Hi! I'm trying to get the location (chromosome and band) of a list of Entrez Gene IDs I got using the Homo.sapiens Bioconductor package:
indx <- findOverlaps(genes(TxDb.Hsapiens.UCSC.hg19.knownGene), mycoords.gr)
Since my original data mycoords.gr) are mapped to the GRCh37/hg19 genome version, I tried using Biomart to get the locations using that version of the genome:
ensembl <-useMart(biomart="ENSEMBL_MART_ENSEMBL", host="grch37.ensembl.org", path="/biomart/martservice", dataset="hsapiens_gene_ensembl")
my.symbols <- indx$gene_id
my.regions <- getBM(c("entrezgene","hgnc_symbol", "chromosome_name", "band"),
filters = "entrezgene",
values = my.symbols,
mart = ensembl)
I noticed, however, that some of the Entrez IDs that were on my list were not on "my.regions". When I tried using the current version of the genome, those IDs were present but others were missing...

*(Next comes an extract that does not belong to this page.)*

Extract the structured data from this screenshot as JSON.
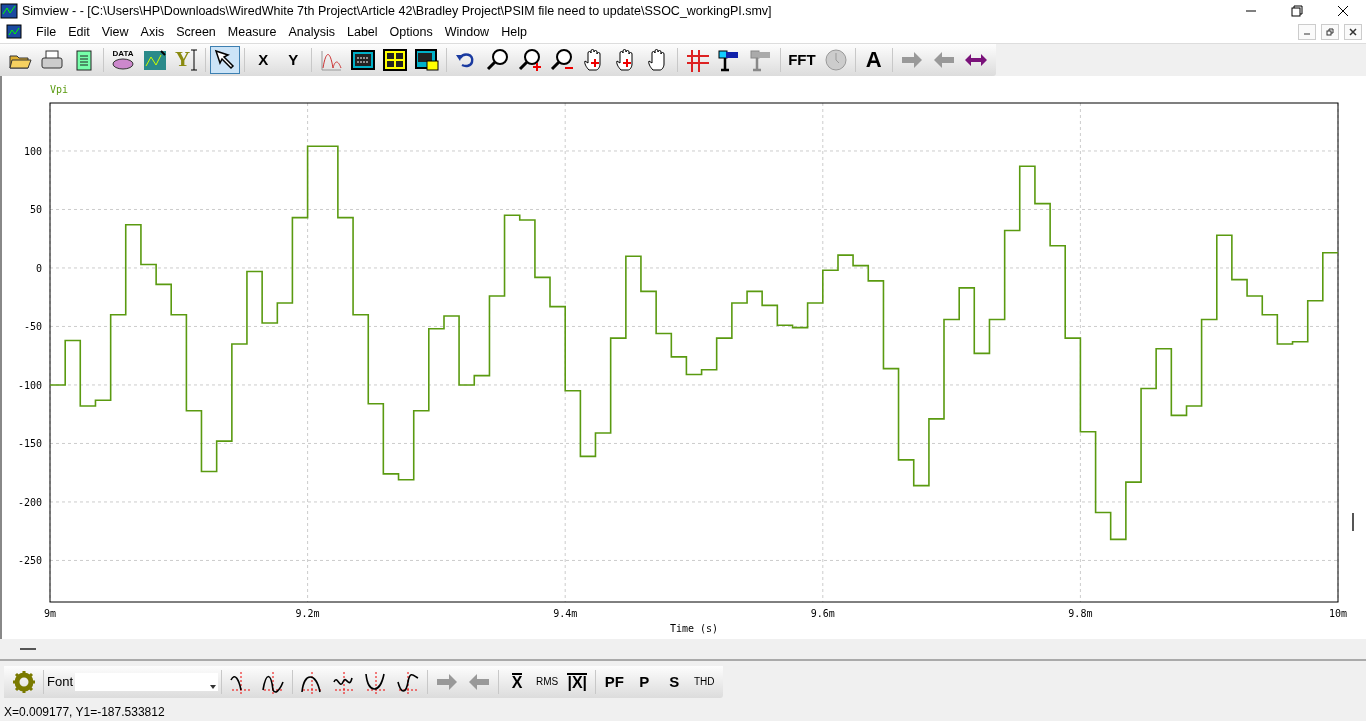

Is there a difference in Entrez IDs between assemblies? I also tried retrieving all of the Entrez IDs in ensembl and some of them were also missing...

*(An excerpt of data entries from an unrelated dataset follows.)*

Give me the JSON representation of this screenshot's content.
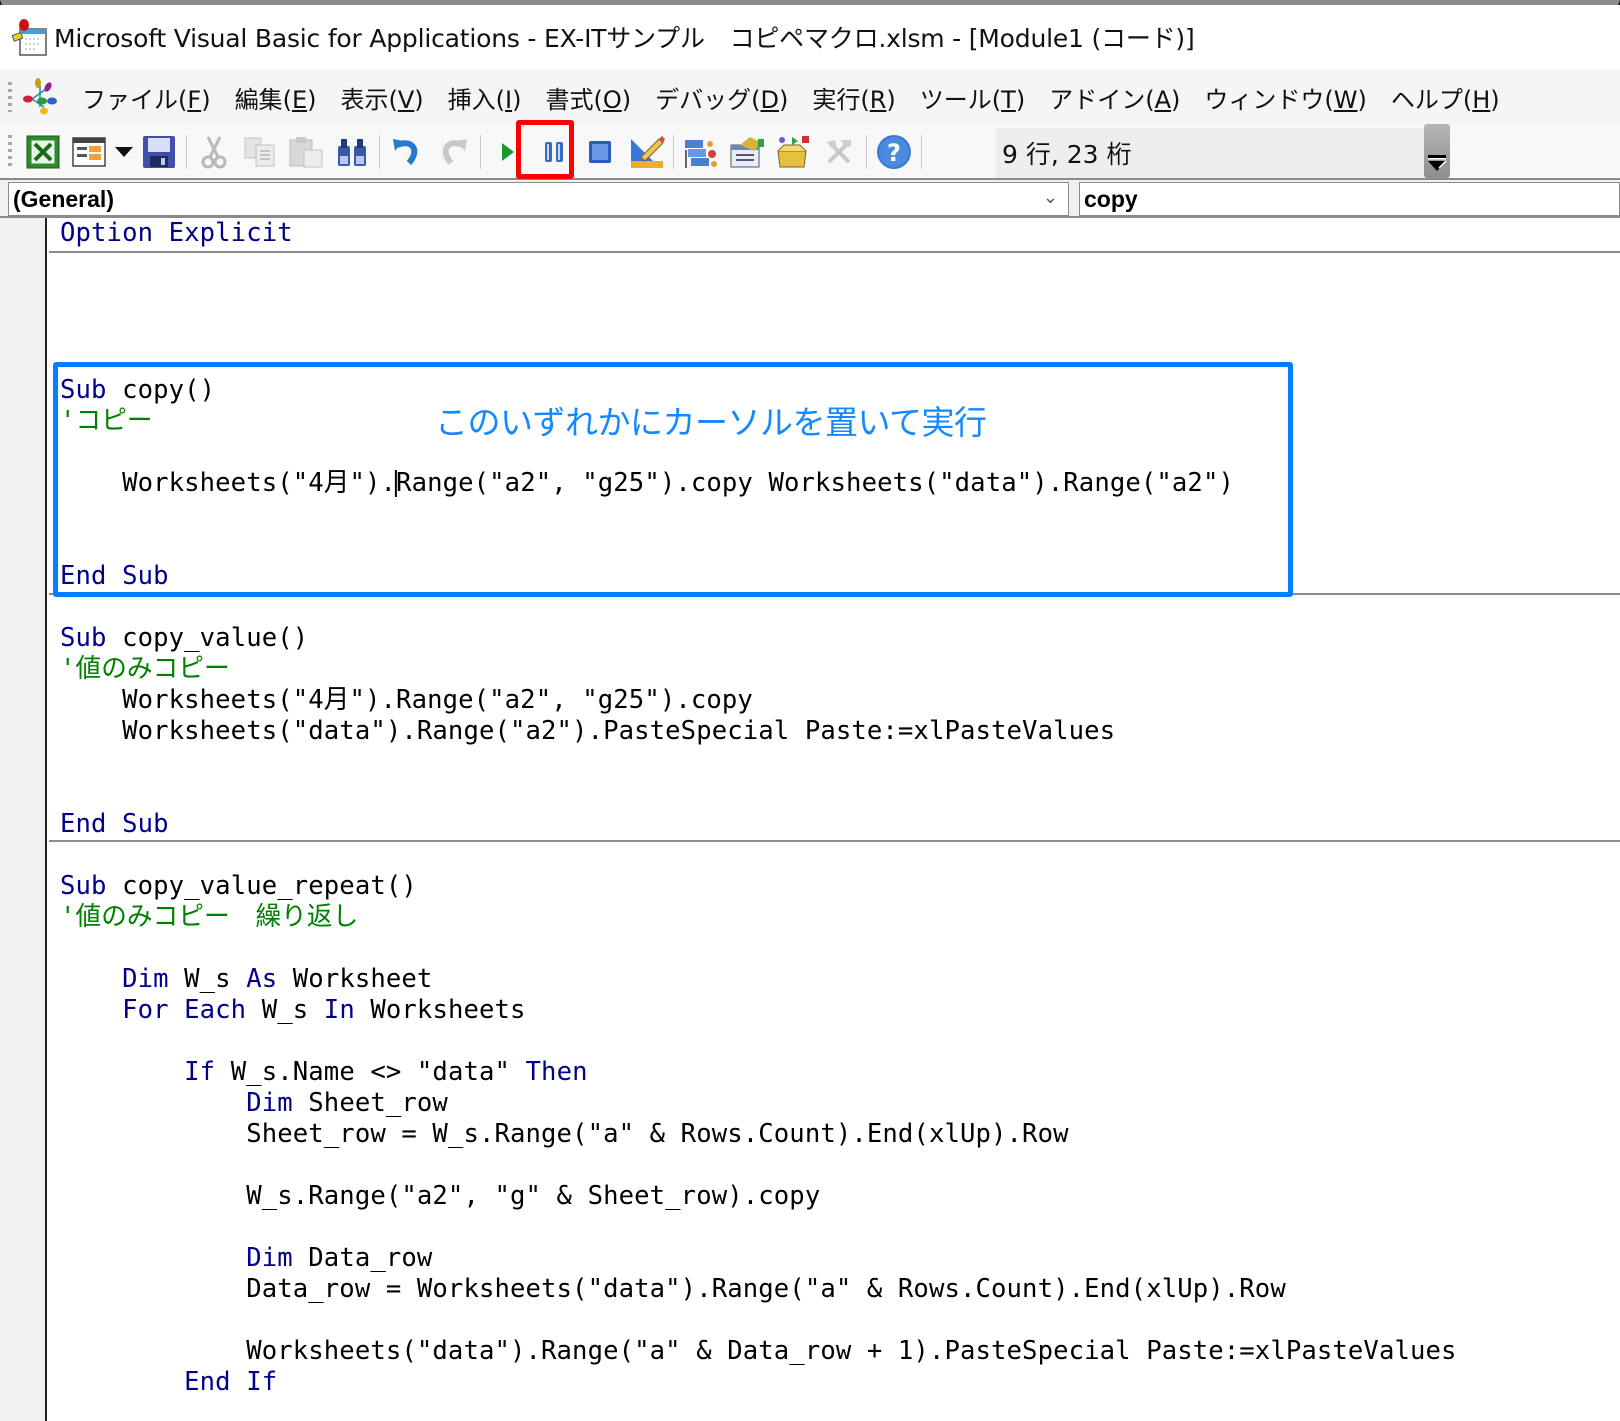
{
  "window": {
    "title": "Microsoft Visual Basic for Applications - EX-ITサンプル　コピペマクロ.xlsm - [Module1 (コード)]"
  },
  "menu": {
    "items": [
      {
        "label": "ファイル",
        "accel": "F"
      },
      {
        "label": "編集",
        "accel": "E"
      },
      {
        "label": "表示",
        "accel": "V"
      },
      {
        "label": "挿入",
        "accel": "I"
      },
      {
        "label": "書式",
        "accel": "O"
      },
      {
        "label": "デバッグ",
        "accel": "D"
      },
      {
        "label": "実行",
        "accel": "R"
      },
      {
        "label": "ツール",
        "accel": "T"
      },
      {
        "label": "アドイン",
        "accel": "A"
      },
      {
        "label": "ウィンドウ",
        "accel": "W"
      },
      {
        "label": "ヘルプ",
        "accel": "H"
      }
    ]
  },
  "toolbar": {
    "buttons": [
      {
        "icon": "excel-view-icon",
        "enabled": true
      },
      {
        "icon": "insert-userform-icon",
        "enabled": true
      },
      {
        "icon": "dropdown-arrow-icon",
        "enabled": true
      },
      {
        "icon": "save-icon",
        "enabled": true
      },
      {
        "icon": "cut-icon",
        "enabled": false
      },
      {
        "icon": "copy-icon",
        "enabled": false
      },
      {
        "icon": "paste-icon",
        "enabled": false
      },
      {
        "icon": "find-icon",
        "enabled": true
      },
      {
        "icon": "undo-icon",
        "enabled": true
      },
      {
        "icon": "redo-icon",
        "enabled": false
      },
      {
        "icon": "run-icon",
        "enabled": true,
        "highlighted": true
      },
      {
        "icon": "break-icon",
        "enabled": true
      },
      {
        "icon": "reset-icon",
        "enabled": true
      },
      {
        "icon": "design-mode-icon",
        "enabled": true
      },
      {
        "icon": "project-explorer-icon",
        "enabled": true
      },
      {
        "icon": "properties-window-icon",
        "enabled": true
      },
      {
        "icon": "object-browser-icon",
        "enabled": true
      },
      {
        "icon": "toolbox-icon",
        "enabled": false
      },
      {
        "icon": "help-icon",
        "enabled": true
      }
    ],
    "cursor_position": "9 行, 23 桁"
  },
  "combos": {
    "object": "(General)",
    "procedure": "copy"
  },
  "annotation": {
    "text": "このいずれかにカーソルを置いて実行",
    "color": "#1488ff",
    "box_color": "#0080ff",
    "run_highlight_color": "#ff0000"
  },
  "code": {
    "option": "Option Explicit",
    "proc1": {
      "sub_kw": "Sub",
      "name": " copy()",
      "comment": "'コピー",
      "line_a": "    Worksheets(\"4月\").",
      "line_b": "Range(\"a2\", \"g25\").copy Worksheets(\"data\").Range(\"a2\")",
      "end": "End Sub"
    },
    "proc2": {
      "sub_kw": "Sub",
      "name": " copy_value()",
      "comment": "'値のみコピー",
      "line1": "    Worksheets(\"4月\").Range(\"a2\", \"g25\").copy",
      "line2": "    Worksheets(\"data\").Range(\"a2\").PasteSpecial Paste:=xlPasteValues",
      "end": "End Sub"
    },
    "proc3": {
      "sub_kw": "Sub",
      "name": " copy_value_repeat()",
      "comment": "'値のみコピー　繰り返し",
      "dim_kw": "    Dim",
      "dim_rest_1": " W_s ",
      "as_kw": "As",
      "dim_rest_2": " Worksheet",
      "for_kw": "    For Each",
      "for_rest_1": " W_s ",
      "in_kw": "In",
      "for_rest_2": " Worksheets",
      "if_kw": "        If",
      "if_rest": " W_s.Name <> \"data\" ",
      "then_kw": "Then",
      "dim2_kw": "            Dim",
      "dim2_rest": " Sheet_row",
      "sheet_row_line": "            Sheet_row = W_s.Range(\"a\" & Rows.Count).End(xlUp).Row",
      "copy_line": "            W_s.Range(\"a2\", \"g\" & Sheet_row).copy",
      "dim3_kw": "            Dim",
      "dim3_rest": " Data_row",
      "data_row_line": "            Data_row = Worksheets(\"data\").Range(\"a\" & Rows.Count).End(xlUp).Row",
      "paste_line": "            Worksheets(\"data\").Range(\"a\" & Data_row + 1).PasteSpecial Paste:=xlPasteValues",
      "endif_kw": "        End If"
    }
  }
}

mapping <- getBM(attributes = c("entrezgene", "hgnc_symbol"), mart = ensembl)
I don't understand this... Is there an alternative to this method?
Thanks in advance!
Can you give some examples of IDs that were in the wrong locations or missing, please?

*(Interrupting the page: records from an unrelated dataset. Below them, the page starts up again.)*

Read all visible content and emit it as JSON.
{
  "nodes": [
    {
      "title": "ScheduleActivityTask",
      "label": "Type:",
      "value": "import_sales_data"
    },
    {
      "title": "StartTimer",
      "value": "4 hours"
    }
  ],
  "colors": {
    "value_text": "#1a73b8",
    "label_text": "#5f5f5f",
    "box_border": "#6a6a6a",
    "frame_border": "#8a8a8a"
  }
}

Yes, some of the missing ones were 100033416 (hg18) and 10002(hg19) and 100033416 in both
I am able to detect the one that you have tagged as hg19:
hgnc_symbol entrezgene
1 SNHG14 100033416
This is what I get when I run the same code you wrote ...
We have a problem...
Did you mean hg18/NCBI36 or did you mean GRCh38?
I think it is GRCh38
Someone will be along with a BioMart answer but if you can post a few entrez ID's we can see if an entrezdirect solution is feasible.